Asked why the change was being made, the spokesman said: ‘It is just a fact that the numbers who are viewing at weekends do tend to be significantly lower.’

‘The PM will do a press conference every week, it’s possible he could do more.

‘We are absolutely committed to keeping people updated, we will be continuing to do this through regular press conferences. media interviews and parliamentary updates.’

The government’s press conferences have taken place every day for more than two months now, having begun on March 16.

Monday’s briefing saw Matt Hancock warn that the ‘disease is not done yet’, as lockdown restrictions were eased in England.

Groups of up to six people are now able to exercise together outdoors as long as they observe social distancing rules – but the health secretary said a national blanket lockdown could be reimposed if ‘necessary’.
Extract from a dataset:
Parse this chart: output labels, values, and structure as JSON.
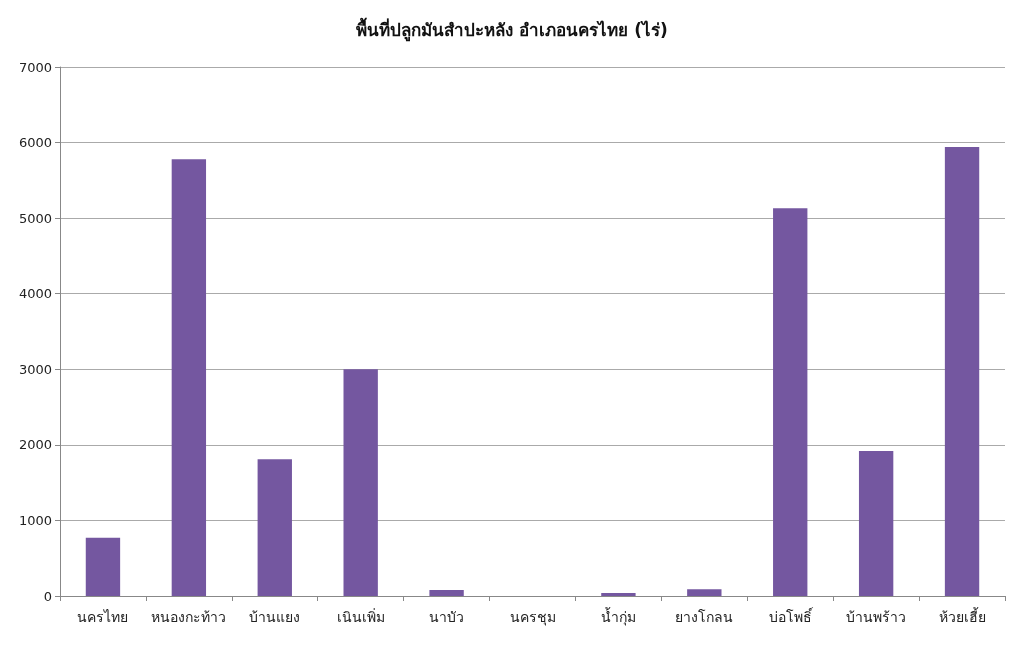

It comes as Public Health England confirms that Black, Asian and minority ethnic people are ‘at much greater risk’ of losing their lives to coronavirus than white people.

A PHE review found that people of Bangladeshi ethnicity had around twice the risk of death than people of white British ethnicity, while people of Chinese, Indian, Pakistani, other Asian, Caribbean and Black ethnicity had between 10% and 50% higher risk of death.

The report, titled Disparities in the risk and outcomes of COVID-19, calls for all future policies, guidance, recording and reporting of data to ‘recognise’ and ‘reduce the impact’ of coronavirus on BAME groups.